Each year, about 105,000 Korean people experience a new or recurrent stroke, the estimated incidence is 216 per 100,000 person-years [1]. On average, every 5 minutes stroke attacks someone in Korea [1]. Stroke survivors are known to be at significantly increased risk for further strokes compared to the general population and the risk of stroke recurrence was reported to be about 11.1% at 1 year [2]. Increased serum homocysteine (Hcy) levels have been reported to be related to the occurrence of cardio- and cerebrovascular diseases [3]. High serum Hcy levels are also related to the development of secondary stroke and all-cause mortality [4]. However, many stroke patients continue to have elevated serum Hcy levels post-stroke [4]. Hyperhomocysteinemia was prevalent in about 20% of the patients with a history of stroke [5]. Malnutrition which is common in stroke patients [67] has been reported to be associated with high Hcy levels [8]. Low dietary vitamin intake was also reported to be a risk factor for high Hcy levels [9].
Although the effect of vitamin supplementation in reducing Hcy levels and preventing secondary stroke remains controversial [31011], and the effects of alcohol consumption on Hcy levels were contradictory [1213], few studies have investigated relating factors to hyperhomocysteinemia, particularly so with regard to nutritional status and dietary intakes, and alcohol consumption in chronic stage stroke patient. Hence, in our present study we investigated the prevalence of high Hcy levels and relating factors at 10 months post-stroke in our patient cohort. We also investigated the Hcy changes over the 10 month period post-stroke and the factors related to those changes.
This was a parallel study of a previously published report [14] and consisted of a descriptive analysis of a stroke patient cohort at 10 months post-stroke. The institutional review board at the Asan Medical Center in Seoul, Korea, approved the study.

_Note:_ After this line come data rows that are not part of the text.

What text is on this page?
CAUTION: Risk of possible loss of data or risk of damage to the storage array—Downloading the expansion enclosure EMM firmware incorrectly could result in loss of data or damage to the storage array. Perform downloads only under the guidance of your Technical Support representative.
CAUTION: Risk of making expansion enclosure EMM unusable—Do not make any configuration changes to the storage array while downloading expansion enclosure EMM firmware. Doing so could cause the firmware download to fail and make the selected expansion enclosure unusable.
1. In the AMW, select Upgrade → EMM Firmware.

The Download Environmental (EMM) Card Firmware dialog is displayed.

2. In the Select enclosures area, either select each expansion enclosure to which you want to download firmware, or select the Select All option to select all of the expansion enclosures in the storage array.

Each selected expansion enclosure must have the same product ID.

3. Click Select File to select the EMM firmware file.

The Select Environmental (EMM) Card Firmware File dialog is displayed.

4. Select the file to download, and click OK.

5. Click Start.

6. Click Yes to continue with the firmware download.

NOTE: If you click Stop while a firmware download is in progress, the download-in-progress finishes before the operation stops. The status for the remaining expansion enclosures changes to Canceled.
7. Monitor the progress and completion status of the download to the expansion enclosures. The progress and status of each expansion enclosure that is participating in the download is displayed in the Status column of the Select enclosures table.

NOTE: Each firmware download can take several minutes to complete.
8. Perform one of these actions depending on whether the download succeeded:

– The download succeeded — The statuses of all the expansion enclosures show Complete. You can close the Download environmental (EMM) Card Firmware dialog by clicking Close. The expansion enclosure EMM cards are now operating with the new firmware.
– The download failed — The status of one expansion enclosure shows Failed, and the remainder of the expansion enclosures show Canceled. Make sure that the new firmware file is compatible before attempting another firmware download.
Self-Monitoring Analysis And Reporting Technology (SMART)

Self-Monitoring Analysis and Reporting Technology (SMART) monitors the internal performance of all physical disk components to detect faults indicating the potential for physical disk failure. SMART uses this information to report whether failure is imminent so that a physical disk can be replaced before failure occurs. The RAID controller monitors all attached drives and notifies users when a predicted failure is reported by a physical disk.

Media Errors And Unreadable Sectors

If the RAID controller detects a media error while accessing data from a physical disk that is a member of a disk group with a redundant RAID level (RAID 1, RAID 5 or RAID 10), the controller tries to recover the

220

All participants provided written informed consent when they were admitted to the hospital after stroke onset. Patient data (stroke sub type, NIHSS score, Hcy level at admission, and folate supplementation or warfarin administration) and the presence of risk factors, the lifestyle before stroke (drinking and smoking habits), and body mass index (BMI) at admission were obtained by a review of the medical records for each participant. Face-to-face interviews with the subjects as well as blood sample collections were performed at 10 months post-stroke at outpatient follow-up.
Consecutive stroke patients admitted to the Asan Medical Center between March 2008 and February, 2010 were enrolled in this study. The diagnosis of acute ischemic stroke was confirmed by diffusion weighted MRI (DWI) correlated with neurologic symptoms within 72 hours after stroke onset [10]. Exclusion criteria were: 1) intracerebral hemorrhage, subarachnoid hemorrhage, arteriovenous malformation, venous infarction or moyamoya disease; 2) transient ischemic attack without progression to a stroke; 3) communication problems (aphasia, dementia or dysarthria) that were severe enough to prevent a reliable interview; and 4) informed consent not given.

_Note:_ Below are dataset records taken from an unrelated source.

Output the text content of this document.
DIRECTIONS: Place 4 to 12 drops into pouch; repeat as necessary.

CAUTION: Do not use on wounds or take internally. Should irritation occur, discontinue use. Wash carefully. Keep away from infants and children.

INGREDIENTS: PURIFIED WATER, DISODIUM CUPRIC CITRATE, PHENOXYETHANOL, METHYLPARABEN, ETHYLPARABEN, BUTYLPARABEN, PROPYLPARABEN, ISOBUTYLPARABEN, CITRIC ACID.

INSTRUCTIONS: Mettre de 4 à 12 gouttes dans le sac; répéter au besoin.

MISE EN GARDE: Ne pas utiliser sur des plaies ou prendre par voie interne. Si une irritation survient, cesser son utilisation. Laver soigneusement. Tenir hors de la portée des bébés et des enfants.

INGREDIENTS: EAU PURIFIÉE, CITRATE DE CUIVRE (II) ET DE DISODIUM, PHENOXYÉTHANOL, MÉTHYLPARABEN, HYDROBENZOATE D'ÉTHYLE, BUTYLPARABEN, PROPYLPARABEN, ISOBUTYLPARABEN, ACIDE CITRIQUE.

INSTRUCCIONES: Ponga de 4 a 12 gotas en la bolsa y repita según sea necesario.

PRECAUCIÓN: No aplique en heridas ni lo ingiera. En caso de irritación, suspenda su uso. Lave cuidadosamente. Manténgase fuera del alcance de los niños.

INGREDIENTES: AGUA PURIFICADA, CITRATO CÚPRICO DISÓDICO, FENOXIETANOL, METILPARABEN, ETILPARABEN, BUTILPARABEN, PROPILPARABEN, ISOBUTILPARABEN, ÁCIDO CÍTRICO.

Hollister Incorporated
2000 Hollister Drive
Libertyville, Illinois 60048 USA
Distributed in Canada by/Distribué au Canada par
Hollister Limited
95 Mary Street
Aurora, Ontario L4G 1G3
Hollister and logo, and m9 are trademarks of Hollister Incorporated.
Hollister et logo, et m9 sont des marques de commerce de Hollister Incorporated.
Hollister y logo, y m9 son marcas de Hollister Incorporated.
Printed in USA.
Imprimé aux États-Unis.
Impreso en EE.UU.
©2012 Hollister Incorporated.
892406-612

Interviews were performed by researchers at outpatient follow-ups at an average of 10 months (9-12 months) after the onset of stroke. The modified Rankin Scale (mRS) was recorded by an experienced stroke neurologist and categorized as severe (3-5) or mild (0-2) for statistical purposes. The National Institutes of Health Stroke Scale (NIHSS) which is a most commonly used tool for the assessment of neurological deficits post stroke [15] was also recorded by experienced stroke neurologist. NIHSS (ranges from 0 to 34) with high scores corresponding to increased severity of stroke with worse prognosis. To increase the inter-rater reliability of assessments, three formal training sessions were held prior to the interviews. Subsequently, each rater's initial interview session was supervised at the data collection site by one of the authors (S, C-K), and any disagreements were resolved by discussion. Questions that arose during subsequent interviews were brought to a research team meeting in order to reach consensus on the appropriate answer.
The questionnaire items included age, gender, current smoking behavior, current alcohol consumption, and perceived economic status. Current alcohol consumption was assessed from patient responses regarding amount, type, and frequency. This information was transformed into average grams of alcohol consumed per day [calculated by concentration of alcohol (%) × alcohol consumption (ml) × 0.78/100] [16]. For further analysis, each patient was classified as either a non-alcohol drinker, a moderate alcohol drinker (0.1-4.9 g/day), or a heavy drinker (≥ 5 g/day) [17].
A retrospective review from the medical records of the subjects was undertaken to obtain body weight at admission and past alcohol consumption history.
Nutritional status was evaluated using a mini nutritional assessment (MNA) scale [18] after outpatient interview. The MNA is a simple and accurate way to assess nutritional status in routine practice [19]; a higher MNA total score indicates a healthier nutritional status [19]. For statistical analysis, the patients were divided into three groups according to their MNA scores as follows: malnutrition (0-16.5 points), at risk of malnutrition (17-23.5 points), or well-nourished (24-30 points) [16]. To assess nutritional status, we also obtained BMI in addition to MNA score from the patients. BMI was calculated based on each participant's measured height and weight (kg/m2) and was categorized as either non-obese (≤ 25) or obese (> 25) [1620]. Dietary intakes (calories, protein, dietary fiber, calcium, iron, vitamin A, vitamin E, vitamin B6, vitamin C, and folate) were obtained using a 24 hour dietary recall method and were analyzed using a computer aided nutrition analysis program (CAN pro 3.0 version) [21].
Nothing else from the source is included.